Anyway, I really do credit much of my success to consistent money tracking. There is actually a widely accepted term for this process…it’s called “Bookkeeping.” Yeah, yeah, I know…beekeeping is for businesses. Well guess what? SuuuuurPRISE! You are running the most important and influential business in the world: THE G-DAMNED BUSINESS OF YOU!

(Ok I’m calming back down now.)

The truth is that, initially, most of my knowledge about running a business resulted from me hiring myself to run the business of ME. Seriously, I gave myself my first job of “running a business” fresh out of college and up to my eyeballs in debt.

It was this experience that I eventually drew from to run someone else’s business, and then to start my own business. And then invest in real estate and be able to make sure it all wasn’t just a house of sub-prime-loan cards, waiting to crash down around me!

So, you’re now saying, “Cool Joe, but the title of your post indicated you would provide a solution for the problem of me not liking to manage my finances. Is there some way around this crap?” Good question, and no there isn’t any way around doing your bookkeeping. BUT it’s so important, that if you won’t do it, you need to find someone else to do it. Here are some options…and i’m being serious….

1. Marry someone that has good financial skills
2. Pay me, or someone like me, to do it for you.

If you marry an accountant, you would be a smart person. There is even a mug you can get to brag.

You might think i’m joking, but i’m dead serious. I actually believe that you should consider your financial future when selecting a mate. (I can see your eyes roll from here.) I’m not saying it’s the ONLY thing to consider, or that you should forgo love and all that! But, if you are not good with money, I would highly prioritize that in your mate selection process. (Yeah..your parents were right about that.)

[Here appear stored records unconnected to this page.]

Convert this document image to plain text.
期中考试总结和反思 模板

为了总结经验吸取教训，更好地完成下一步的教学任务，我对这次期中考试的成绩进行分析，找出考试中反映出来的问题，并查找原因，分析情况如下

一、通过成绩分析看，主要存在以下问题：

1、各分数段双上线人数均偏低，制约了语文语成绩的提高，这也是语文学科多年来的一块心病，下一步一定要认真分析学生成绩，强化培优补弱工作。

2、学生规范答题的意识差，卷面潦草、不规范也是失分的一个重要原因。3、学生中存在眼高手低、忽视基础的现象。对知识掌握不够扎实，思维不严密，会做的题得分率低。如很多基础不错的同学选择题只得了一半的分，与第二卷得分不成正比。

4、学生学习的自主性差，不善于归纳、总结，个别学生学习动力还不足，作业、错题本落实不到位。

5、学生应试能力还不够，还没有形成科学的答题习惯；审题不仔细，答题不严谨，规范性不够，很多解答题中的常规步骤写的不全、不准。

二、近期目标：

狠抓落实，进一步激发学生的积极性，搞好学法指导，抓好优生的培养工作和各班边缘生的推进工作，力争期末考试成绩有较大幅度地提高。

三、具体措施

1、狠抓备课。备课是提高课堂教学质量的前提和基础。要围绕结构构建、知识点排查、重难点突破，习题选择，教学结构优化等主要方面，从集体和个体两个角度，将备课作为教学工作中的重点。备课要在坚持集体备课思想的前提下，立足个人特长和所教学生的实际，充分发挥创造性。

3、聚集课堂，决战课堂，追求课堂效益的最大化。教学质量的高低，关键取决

If you can’t get your head around that concept, then you should seriously consider paying a service to do bookkeeping for you. I know it seems like something only the “rich and famous” do, but having a financial coach will likely save you everything you spend (on them) and probably far, far more!

If you don’t track to your income and expenses, you WILL OVER-SPEND on stupid crap. And unless you have enough income to greatly outweigh that excessive spending, you will suffer significant consequences. It’s the plain truth of math.

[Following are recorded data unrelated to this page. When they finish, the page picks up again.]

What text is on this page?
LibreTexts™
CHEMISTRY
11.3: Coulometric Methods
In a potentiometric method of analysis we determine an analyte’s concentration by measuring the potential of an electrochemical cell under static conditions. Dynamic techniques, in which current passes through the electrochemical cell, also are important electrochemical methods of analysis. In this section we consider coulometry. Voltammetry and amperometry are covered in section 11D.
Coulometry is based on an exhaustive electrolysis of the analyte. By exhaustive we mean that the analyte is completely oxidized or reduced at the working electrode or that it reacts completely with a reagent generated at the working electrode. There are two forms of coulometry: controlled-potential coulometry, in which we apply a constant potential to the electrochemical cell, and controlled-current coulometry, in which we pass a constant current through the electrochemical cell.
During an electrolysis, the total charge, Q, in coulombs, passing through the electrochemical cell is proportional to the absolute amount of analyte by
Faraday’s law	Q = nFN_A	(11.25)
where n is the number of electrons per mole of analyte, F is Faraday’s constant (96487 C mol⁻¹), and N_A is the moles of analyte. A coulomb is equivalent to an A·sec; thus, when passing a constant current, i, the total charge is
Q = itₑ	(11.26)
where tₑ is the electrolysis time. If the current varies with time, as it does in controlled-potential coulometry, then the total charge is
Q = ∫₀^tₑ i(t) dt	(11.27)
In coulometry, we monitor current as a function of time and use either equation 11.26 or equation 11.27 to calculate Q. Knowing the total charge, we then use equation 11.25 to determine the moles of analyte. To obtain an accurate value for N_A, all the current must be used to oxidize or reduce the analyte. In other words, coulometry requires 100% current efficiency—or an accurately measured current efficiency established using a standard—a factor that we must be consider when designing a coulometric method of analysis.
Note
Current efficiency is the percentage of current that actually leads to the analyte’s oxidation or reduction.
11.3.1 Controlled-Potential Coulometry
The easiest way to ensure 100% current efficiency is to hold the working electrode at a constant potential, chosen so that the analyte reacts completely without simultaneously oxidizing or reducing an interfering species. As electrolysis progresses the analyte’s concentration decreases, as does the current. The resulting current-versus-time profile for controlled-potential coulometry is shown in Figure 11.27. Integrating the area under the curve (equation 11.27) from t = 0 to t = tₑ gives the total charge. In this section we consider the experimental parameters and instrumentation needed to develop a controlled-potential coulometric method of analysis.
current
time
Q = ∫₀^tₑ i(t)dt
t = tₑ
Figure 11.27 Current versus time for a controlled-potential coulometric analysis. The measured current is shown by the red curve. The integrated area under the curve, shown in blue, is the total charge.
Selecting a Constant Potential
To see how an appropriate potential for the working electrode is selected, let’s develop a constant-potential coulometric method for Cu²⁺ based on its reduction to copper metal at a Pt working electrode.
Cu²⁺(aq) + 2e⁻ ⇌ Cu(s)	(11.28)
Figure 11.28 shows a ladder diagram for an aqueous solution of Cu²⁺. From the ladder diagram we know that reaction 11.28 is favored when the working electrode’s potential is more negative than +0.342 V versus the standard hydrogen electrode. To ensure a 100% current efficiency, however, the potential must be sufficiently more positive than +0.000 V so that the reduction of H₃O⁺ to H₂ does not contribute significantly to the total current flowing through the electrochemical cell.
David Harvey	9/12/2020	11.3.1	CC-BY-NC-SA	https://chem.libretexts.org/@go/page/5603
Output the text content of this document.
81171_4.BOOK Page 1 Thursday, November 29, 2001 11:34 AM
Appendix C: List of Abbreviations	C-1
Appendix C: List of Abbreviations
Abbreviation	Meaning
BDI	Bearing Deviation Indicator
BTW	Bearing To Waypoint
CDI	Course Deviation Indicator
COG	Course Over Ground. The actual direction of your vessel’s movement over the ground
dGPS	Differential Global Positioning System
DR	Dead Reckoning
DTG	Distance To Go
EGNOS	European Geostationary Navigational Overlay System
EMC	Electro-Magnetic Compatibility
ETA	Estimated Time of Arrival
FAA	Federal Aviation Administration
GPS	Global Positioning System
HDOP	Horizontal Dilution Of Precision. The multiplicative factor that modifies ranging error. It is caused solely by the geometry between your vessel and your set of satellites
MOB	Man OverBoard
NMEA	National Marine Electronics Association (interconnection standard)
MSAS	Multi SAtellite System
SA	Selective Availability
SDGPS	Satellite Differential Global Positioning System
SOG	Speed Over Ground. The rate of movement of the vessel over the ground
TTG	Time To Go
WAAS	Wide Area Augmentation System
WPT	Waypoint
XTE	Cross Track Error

Your finances are a shifty opponent, and if you don’t pay attention, they’ll kick you in the ass while you’re on your knees dying of a heart attack. This is why I respect them, and do my bookkeeping.

-Joe DiSanto

Similarly, if you don’t count your calories, you will eat more calories than you burn, unless you outweigh the calories with exercise or a fast metabolism. When you take in more than you burn, you will gain weight. It’s just math again…and human nature. We like to lie to ourselves.

I really like equating money spending to calorie intake. They are a nearly identical practice.

So stop cheating yourself, and start your damn bookkeeping today! (Sorry, I get excited.) I use Quicken. And as of writing this (on 4/30/19) I am not getting a fee for saying that. I literally have used it for over 20 years now.